Encontro Regional reúne em Lagoa Seca agricultoras e agricultores viveiristas e coletores de sementes do Polo da Borborema...

Agricultores e agricultoras de várias idades reuniram-se, nesta quinta-feira, 13, no Centro de Eventos Maristas, na cidade de Lagoa Seca, para o Encontro Regional de Cultivos Agroflorestais do Polo da Borborema. Trazer experiências bem sucedidas de outros agricultores e aprofundar o debate sobre a Rede de Viveiros do Polo da Borborema, foram alguns dos objetivos do encontro.

Uma mística com jovens agricultores deu início ao encontro. Foram trazidos para o centro do círculo elementos da natureza como: sementes, água, fogo e mudas.
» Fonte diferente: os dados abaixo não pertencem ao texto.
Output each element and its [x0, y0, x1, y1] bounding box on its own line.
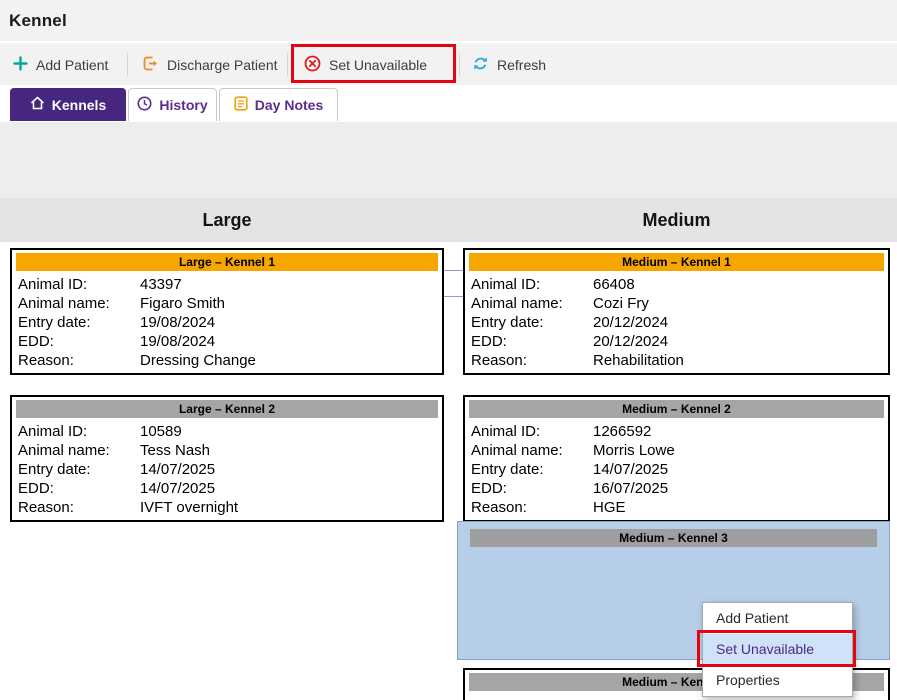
tab-day-notes[interactable]: Day Notes	[219, 88, 338, 121]
field-label: Animal ID:	[18, 423, 88, 440]
entry-date-value: 14/07/2025	[140, 461, 216, 478]
toolbar-divider	[287, 53, 288, 76]
field-label: Entry date:	[471, 314, 544, 331]
field-label: EDD:	[471, 480, 507, 497]
filter-bar: Site Esher SA Ward Kennel	[0, 122, 897, 297]
unavailable-circle-x-icon	[304, 55, 321, 75]
kennel-card-large-1[interactable]: Large – Kennel 1 Animal ID: 43397 Animal …	[10, 248, 444, 375]
animal-name-value: Tess Nash	[140, 442, 211, 459]
title-bar: Kennel	[0, 0, 897, 41]
reason-value: IVFT overnight	[140, 499, 239, 516]
animal-name-value: Cozi Fry	[593, 295, 649, 312]
kennel-card-large-2[interactable]: Large – Kennel 2 Animal ID: 10589 Animal …	[10, 395, 444, 522]
kennel-card-body: Animal ID: 1266592 Animal name: Morris Low…	[465, 421, 888, 517]
animal-id-value: 43397	[140, 276, 182, 293]
set-unavailable-button[interactable]: Set Unavailable	[304, 43, 427, 86]
column-header-band: Large Medium	[0, 198, 897, 242]
column-header-large: Large	[202, 210, 252, 230]
discharge-icon	[142, 55, 159, 75]
kennel-card-body: Animal ID: 66408 Animal name: Cozi Fry Ent…	[465, 274, 888, 370]
edd-value: 20/12/2024	[593, 333, 669, 350]
context-menu-item-properties[interactable]: Properties	[703, 665, 852, 696]
edd-value: 16/07/2025	[593, 480, 669, 497]
tab-day-notes-label: Day Notes	[254, 97, 324, 113]
discharge-patient-label: Discharge Patient	[167, 56, 278, 73]
field-label: EDD:	[18, 333, 54, 350]
discharge-patient-button[interactable]: Discharge Patient	[142, 43, 278, 86]
toolbar-divider	[459, 53, 460, 76]
entry-date-value: 20/12/2024	[593, 314, 669, 331]
tab-kennels-label: Kennels	[51, 96, 107, 113]
animal-id-value: 10589	[140, 423, 182, 440]
field-label: Reason:	[18, 499, 74, 516]
entry-date-value: 14/07/2025	[593, 461, 669, 478]
tab-kennels[interactable]: Kennels	[10, 88, 126, 121]
field-label: Entry date:	[471, 461, 544, 478]
plus-icon	[13, 55, 28, 74]
entry-date-value: 19/08/2024	[140, 314, 216, 331]
kennel-card-title: Large – Kennel 2	[16, 400, 438, 418]
field-label: Entry date:	[18, 314, 91, 331]
tab-history-label: History	[159, 97, 208, 113]
refresh-button[interactable]: Refresh	[472, 43, 546, 86]
kennel-card-title: Large – Kennel 1	[16, 253, 438, 271]
page-title: Kennel	[9, 10, 67, 30]
field-label: Reason:	[471, 352, 527, 369]
kennel-card-body: Animal ID: 10589 Animal name: Tess Nash En…	[12, 421, 442, 517]
field-label: Animal ID:	[471, 423, 541, 440]
kennel-card-title: Medium – Kennel 2	[469, 400, 884, 418]
home-icon	[30, 96, 45, 113]
refresh-icon	[472, 55, 489, 75]
kennel-card-title: Medium – Kennel 1	[469, 253, 884, 271]
add-patient-label: Add Patient	[36, 56, 109, 73]
field-label: Reason:	[18, 352, 74, 369]
animal-id-value: 1266592	[593, 423, 652, 440]
add-patient-button[interactable]: Add Patient	[13, 43, 108, 86]
refresh-label: Refresh	[497, 56, 547, 73]
tab-history[interactable]: History	[128, 88, 217, 121]
field-label: Animal name:	[18, 295, 110, 312]
kennel-card-title: Medium – Kennel 3	[470, 529, 877, 547]
field-label: Entry date:	[18, 461, 91, 478]
field-label: Animal ID:	[471, 276, 541, 293]
toolbar: Add Patient Discharge Patient Set Unavai…	[0, 42, 897, 85]
context-menu-item-add-patient[interactable]: Add Patient	[703, 603, 852, 634]
field-label: EDD:	[18, 480, 54, 497]
field-label: Animal ID:	[18, 276, 88, 293]
context-menu: Add Patient Set Unavailable Properties	[702, 602, 853, 697]
clock-icon	[137, 96, 152, 114]
field-label: EDD:	[471, 333, 507, 350]
kennel-app-window: Kennel Add Patient Discharge Patient Set…	[0, 0, 897, 700]
set-unavailable-label: Set Unavailable	[329, 56, 428, 73]
note-icon	[234, 96, 248, 114]
kennel-card-body: Animal ID: 43397 Animal name: Figaro Smith…	[12, 274, 442, 370]
column-header-medium: Medium	[642, 210, 711, 230]
animal-id-value: 66408	[593, 276, 635, 293]
field-label: Reason:	[471, 499, 527, 516]
kennel-card-medium-1[interactable]: Medium – Kennel 1 Animal ID: 66408 Animal…	[463, 248, 890, 375]
animal-name-value: Morris Lowe	[593, 442, 675, 459]
edd-value: 19/08/2024	[140, 333, 216, 350]
context-menu-item-set-unavailable[interactable]: Set Unavailable	[703, 634, 852, 665]
field-label: Animal name:	[18, 442, 110, 459]
kennel-card-medium-2[interactable]: Medium – Kennel 2 Animal ID: 1266592 Anim…	[463, 395, 890, 522]
reason-value: HGE	[593, 499, 626, 516]
reason-value: Rehabilitation	[593, 352, 684, 369]
field-label: Animal name:	[471, 295, 563, 312]
toolbar-divider	[127, 53, 128, 76]
animal-name-value: Figaro Smith	[140, 295, 226, 312]
edd-value: 14/07/2025	[140, 480, 216, 497]
reason-value: Dressing Change	[140, 352, 256, 369]
field-label: Animal name:	[471, 442, 563, 459]
tabs-row: Kennels History Day Notes	[0, 85, 897, 122]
A conexão com a terra, tão natural entre os agricultores, foi relembrada e fortificada. Após isso, o primeiro momento do dia trouxe questionamentos aos agricultores. Primeiramente entender o papel fundamental que a natureza tem na vida da humanidade e também, uma maneira de despertar neles a consciência sobre os impactos da ação humana para o meio ambiente. O debate entre os agricultores e agricultoras foi norteado pela pergunta: de que forma o homem mexeu na natureza para produzir em seu favor e qual o resultado disso?

Visita à mata - Divididos em grupos de acordo com suas regiões, cerca de 50 agricultores e agricultoras visitaram a mata das proximidades do campus da Universidade Estadual da Paraíba (UEPB). O objetivo desse momento foi o de despertar a reflexão e o entendimento sobre como funciona o ecossistema daquele espaço. 

Acompanhados pelos técnicos da AS-PTA, os agricultores foram estimulados a pensar sobre temas como a fertilidade do solo, a ciclagem de nutrientes, a influência da chuva e do vento, erosão, o convívio entre espécies e principalmente a função que as árvores desempenham em todo esse conjunto. A visita serviu ainda para ampliar o questionamento quanto às funções ecológicas que as árvores cumprem.

Troca de experiências - Durante a tarde, de volta ao centro de eventos, os grupos foram convidados a analisar o papel desempenhado pelas árvores na mata e relacionar isso com o papel que elas podem exercer na agricultura, na propriedade de cada um deles. Entre os assuntos levantados e socializados estavam, a rearborização dos seus espaços, as espécies plantadas e suas funções e o manejo da mata presente na propriedade e como ela é usada para o fortalecimento da agricultura. Durante o momento rico e de troca de experiências, os agricultores e agricultoras mostraram situações e exemplos vividos por eles mesmos. “Já coloquei muita mata abaixo com meu pai quando eu era jovem, coisa que eu não faria hoje. Esse encontro é um momento muito importante para abrir nossos olhos e os olhos dessa juventude”, afirmou Domingos de Barris, conhecido como seu Loro, agricultor da comunidade Cachoeira de Pedra Dágua, de Massaranduba, Agreste da Paraíba.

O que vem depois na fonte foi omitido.